What gives you the right? We are familiar with rights claiming, it comes easily to our lips when we believe we are entitled to something—to respect, to our fair share. Rights are fighting words. We invoke them when we have been wronged, when a situation has become intolerable. Rights claims are a way of fighting for control.
What do we have a right to? In a sense, this is a question over what we should have control over. Conventional human rights to life, freedom from torture and arbitrary arrest reflect our sense that we should have control over our bodies, for example. So, what should we have control over other than ourselves? This is actually the central question of nearly all rights controversies. Here I do not want to offer a general answer to this question, as it is my considered view that there are no final answers to this question, only an always ongoing contest over our rights.
Instead, I want to think about a specific right. Do we have a human right to the city? The locution is strange, I know. Yet, to claim we have a right to the city is to challenge the basic political and economic structure of contemporary urban life. The right to the city is a slogan used by urban political movements across the globe, which demands that each of us should have control over the cities in which we live.
What could ground such a right? Rights, it seems, must be justified by something of significance and with wide acceptance. Philosophers have argued for generations about what that something is: dignity, autonomy, wellbeing, or our membership in a privileged community. This logic of justification makes rights claiming into a question of who we are, and especially what is valuable in us, ontologically speaking, that could justify us having control—of our bodies, over decisions that effect us, or even the cities in which we live.
The right to the city, however, is something of a deviant rights claim. It is not made in the name of our membership in particular nation-states or ethnic groups. It is not based on an account of each of us as rational and autonomous individuals. It is not even rooted in our common capacity for suffering. The right to the city finds its justification in our experience of the contemporary city, and particularly the experience of the marginalised and oppressed.
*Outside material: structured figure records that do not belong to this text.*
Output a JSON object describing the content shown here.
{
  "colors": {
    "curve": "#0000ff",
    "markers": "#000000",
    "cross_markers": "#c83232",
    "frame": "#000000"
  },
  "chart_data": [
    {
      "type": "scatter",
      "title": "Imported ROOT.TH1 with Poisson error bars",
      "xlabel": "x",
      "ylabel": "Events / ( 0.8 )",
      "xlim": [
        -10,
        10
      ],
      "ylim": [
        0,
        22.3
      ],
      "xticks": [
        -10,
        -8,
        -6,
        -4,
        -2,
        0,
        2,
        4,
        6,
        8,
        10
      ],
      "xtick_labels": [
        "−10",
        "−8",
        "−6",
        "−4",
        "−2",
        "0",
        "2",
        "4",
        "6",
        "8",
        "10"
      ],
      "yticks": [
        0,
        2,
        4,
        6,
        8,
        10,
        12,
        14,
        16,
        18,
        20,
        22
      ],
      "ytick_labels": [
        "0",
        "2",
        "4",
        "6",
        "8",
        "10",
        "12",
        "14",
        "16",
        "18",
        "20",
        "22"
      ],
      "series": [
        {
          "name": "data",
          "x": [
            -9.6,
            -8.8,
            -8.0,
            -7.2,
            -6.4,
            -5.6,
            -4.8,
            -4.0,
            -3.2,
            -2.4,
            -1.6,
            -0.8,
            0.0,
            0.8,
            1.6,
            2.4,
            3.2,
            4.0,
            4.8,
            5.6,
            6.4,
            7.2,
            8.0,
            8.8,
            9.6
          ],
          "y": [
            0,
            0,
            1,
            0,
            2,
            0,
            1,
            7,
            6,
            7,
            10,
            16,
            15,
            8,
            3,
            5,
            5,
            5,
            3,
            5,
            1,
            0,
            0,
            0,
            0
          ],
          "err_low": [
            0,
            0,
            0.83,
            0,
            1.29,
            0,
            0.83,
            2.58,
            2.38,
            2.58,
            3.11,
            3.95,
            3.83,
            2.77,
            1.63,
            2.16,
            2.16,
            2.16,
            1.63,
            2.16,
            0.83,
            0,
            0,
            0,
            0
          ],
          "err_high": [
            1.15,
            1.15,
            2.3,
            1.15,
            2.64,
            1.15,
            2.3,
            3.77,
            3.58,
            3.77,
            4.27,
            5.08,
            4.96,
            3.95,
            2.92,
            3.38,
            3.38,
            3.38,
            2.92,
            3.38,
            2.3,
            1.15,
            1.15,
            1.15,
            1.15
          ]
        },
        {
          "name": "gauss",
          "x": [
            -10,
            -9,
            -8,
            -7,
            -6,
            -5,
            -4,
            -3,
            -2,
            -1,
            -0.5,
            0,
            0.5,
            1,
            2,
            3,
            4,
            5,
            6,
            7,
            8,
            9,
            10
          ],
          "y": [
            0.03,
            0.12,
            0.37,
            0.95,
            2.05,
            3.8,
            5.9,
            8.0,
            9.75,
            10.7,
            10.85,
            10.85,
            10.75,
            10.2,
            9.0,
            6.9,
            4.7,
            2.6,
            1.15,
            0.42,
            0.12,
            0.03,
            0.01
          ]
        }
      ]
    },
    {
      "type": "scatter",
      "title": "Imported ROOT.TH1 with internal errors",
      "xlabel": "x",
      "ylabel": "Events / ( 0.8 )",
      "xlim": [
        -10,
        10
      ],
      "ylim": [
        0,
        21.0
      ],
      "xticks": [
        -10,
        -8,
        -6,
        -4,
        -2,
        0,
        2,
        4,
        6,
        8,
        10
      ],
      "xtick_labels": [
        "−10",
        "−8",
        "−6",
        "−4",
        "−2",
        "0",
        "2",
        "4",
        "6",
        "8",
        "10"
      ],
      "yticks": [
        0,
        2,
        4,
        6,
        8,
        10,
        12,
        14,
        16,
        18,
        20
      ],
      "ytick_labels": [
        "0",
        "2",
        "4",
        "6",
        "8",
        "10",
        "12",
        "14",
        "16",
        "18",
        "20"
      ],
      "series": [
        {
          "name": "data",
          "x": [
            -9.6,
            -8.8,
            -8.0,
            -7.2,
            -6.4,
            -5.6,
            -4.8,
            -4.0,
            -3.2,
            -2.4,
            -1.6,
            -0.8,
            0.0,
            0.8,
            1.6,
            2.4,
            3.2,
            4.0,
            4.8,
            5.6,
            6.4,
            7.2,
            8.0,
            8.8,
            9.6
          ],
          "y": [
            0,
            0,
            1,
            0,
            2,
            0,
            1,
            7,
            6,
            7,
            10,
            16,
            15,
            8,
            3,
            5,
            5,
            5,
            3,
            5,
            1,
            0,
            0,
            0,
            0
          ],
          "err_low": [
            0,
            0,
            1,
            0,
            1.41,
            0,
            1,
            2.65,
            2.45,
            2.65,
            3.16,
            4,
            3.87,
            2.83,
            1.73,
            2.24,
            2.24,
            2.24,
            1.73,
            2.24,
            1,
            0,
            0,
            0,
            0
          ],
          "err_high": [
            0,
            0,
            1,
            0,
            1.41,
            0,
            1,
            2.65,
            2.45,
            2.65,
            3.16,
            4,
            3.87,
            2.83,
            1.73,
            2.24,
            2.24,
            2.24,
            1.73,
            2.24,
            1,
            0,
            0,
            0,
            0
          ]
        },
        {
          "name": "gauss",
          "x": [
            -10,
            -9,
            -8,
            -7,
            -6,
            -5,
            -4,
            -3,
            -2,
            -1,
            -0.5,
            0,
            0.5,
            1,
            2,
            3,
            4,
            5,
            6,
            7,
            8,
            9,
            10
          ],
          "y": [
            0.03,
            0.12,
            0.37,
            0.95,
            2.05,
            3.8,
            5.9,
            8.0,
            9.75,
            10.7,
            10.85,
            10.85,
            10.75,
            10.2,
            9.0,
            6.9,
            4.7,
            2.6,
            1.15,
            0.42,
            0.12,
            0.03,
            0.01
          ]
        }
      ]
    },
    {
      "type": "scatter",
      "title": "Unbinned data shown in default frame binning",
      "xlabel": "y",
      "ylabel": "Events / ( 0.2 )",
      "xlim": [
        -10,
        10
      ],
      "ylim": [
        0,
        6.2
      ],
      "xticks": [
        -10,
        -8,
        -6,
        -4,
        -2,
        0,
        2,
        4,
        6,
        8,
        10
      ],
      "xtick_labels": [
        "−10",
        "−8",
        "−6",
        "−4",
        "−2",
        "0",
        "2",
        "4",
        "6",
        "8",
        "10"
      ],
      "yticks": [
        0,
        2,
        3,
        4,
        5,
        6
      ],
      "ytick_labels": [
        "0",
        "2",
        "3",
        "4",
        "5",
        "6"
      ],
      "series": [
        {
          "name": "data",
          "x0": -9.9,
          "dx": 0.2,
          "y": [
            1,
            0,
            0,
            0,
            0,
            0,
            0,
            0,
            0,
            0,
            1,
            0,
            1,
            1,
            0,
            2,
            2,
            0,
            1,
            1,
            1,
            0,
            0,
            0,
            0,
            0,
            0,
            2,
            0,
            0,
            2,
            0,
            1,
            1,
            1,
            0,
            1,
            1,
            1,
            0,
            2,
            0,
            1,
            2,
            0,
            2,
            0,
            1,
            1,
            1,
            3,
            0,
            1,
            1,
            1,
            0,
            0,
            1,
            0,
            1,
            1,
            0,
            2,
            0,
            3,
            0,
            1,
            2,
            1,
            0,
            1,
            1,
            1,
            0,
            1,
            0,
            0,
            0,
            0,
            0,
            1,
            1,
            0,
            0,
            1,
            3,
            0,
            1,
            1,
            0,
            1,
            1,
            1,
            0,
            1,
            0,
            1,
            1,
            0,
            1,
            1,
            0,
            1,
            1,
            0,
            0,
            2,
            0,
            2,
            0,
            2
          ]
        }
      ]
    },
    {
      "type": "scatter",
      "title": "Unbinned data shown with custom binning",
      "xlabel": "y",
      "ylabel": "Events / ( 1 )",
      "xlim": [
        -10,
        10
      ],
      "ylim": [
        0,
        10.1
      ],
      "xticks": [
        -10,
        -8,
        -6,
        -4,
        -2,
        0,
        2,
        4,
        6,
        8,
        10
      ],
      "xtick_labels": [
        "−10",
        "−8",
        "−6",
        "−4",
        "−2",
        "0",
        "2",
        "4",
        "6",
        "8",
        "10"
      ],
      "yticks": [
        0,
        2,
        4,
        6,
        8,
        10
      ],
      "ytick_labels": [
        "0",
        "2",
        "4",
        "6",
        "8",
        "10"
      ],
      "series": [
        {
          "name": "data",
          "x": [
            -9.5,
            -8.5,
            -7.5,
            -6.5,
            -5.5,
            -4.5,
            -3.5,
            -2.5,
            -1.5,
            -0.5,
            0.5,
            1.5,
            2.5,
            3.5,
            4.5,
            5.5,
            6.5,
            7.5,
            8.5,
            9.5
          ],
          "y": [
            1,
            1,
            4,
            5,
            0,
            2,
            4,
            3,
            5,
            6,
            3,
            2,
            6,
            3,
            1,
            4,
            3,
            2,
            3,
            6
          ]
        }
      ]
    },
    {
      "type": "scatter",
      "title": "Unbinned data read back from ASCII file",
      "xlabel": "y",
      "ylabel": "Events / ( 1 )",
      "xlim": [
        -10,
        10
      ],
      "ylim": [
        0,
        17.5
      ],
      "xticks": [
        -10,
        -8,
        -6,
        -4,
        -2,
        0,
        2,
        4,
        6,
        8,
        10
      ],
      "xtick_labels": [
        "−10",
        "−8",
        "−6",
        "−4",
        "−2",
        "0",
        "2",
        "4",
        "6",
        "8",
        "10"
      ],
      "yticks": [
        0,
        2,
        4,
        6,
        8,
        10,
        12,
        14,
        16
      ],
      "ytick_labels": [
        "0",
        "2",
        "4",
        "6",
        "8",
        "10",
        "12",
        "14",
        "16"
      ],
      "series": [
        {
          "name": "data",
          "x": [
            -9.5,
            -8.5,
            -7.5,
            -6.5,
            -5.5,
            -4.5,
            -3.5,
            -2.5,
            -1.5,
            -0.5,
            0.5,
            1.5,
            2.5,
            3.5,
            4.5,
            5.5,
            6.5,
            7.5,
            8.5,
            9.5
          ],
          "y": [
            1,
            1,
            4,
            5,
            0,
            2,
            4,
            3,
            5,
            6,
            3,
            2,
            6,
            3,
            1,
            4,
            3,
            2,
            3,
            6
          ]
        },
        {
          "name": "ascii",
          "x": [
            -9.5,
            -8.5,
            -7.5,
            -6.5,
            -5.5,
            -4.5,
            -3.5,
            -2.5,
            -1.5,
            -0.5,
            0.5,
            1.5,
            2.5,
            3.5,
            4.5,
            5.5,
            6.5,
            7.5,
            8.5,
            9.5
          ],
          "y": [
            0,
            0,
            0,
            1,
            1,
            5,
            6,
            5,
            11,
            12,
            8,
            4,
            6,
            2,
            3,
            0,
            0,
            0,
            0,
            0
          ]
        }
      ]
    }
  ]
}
To understand the right to the city requires confronting the myriad injustices of the contemporary city, as it robs people of control over the most basic aspects of their lives. In the United Kingdom homelessness is reaching levels not seen since the Victorian-era. While in the United States, rents have risen to the point that there is no state in which low-income workers can afford to live without spending an excessive portion of their income on rent.
In London young mothers are forced to move hundreds of miles from their homes while their local council sells off social housing. In Rochester, New York, a heavily armed police unit forces an elderly woman out of her home in the middle of the night because of the fraudulent actions of her bank. In Athens migrants and asylum seekers are subjected to abuse from police and fascist political groups. In Washington DC young black men are stopped by undercover police officers and searched without cause—in nearby Baltimore, Freddie Gray was killed by police officers, an all too common tragedy. In Durban, shack dwellers are displaced to make way for new development projects, moved to unsustainable land and into inadequate housing, and then they are targeted when they fight for their rights.
This brief summary of contemporary injustices points towards a global process of urbanisation that is profoundly anti-democratic and results in extreme inequality, which is maintained through state-sanction violence and the exploitation of vulnerable people, as well as the natural environment. What we can see is that even as more and more of us live in cities; we have almost no control over the processes that affect us so profoundly.
The right to the city, then, is not justified by some obscure and contested truth about human nature, but rather by lived-in conditions of injustice. The right to the city is a claim for a more radically democratic urban politics, in which the denizens of a city are empowered to make decisions about common resources, control, and limit police and security forces, distribute land and housing more equitably, and build cities that are dedicated to supporting communities rather than generating profits. The right to the city is a challenge to the existing distribution of power—it is a demand for greater control.
This then takes us back to my general reflection on rights: rights are a means of challenging and reconstructing the structures of social power, or redefining who has control of what in society. We will never discover a final or authoritative list of human rights, nor will we ever reach a lasting and complete consensus, despite the fervent efforts of many profound thinkers. Rather, human rights will always be contested, and in fact, will always be a tool of contestation. And this is at it should be, because at their best, rights have a profound democratic potential to increase the power each of us has over our lives and to ensure greater equality by insisting that each of us counts in our collective life —which is a job never done.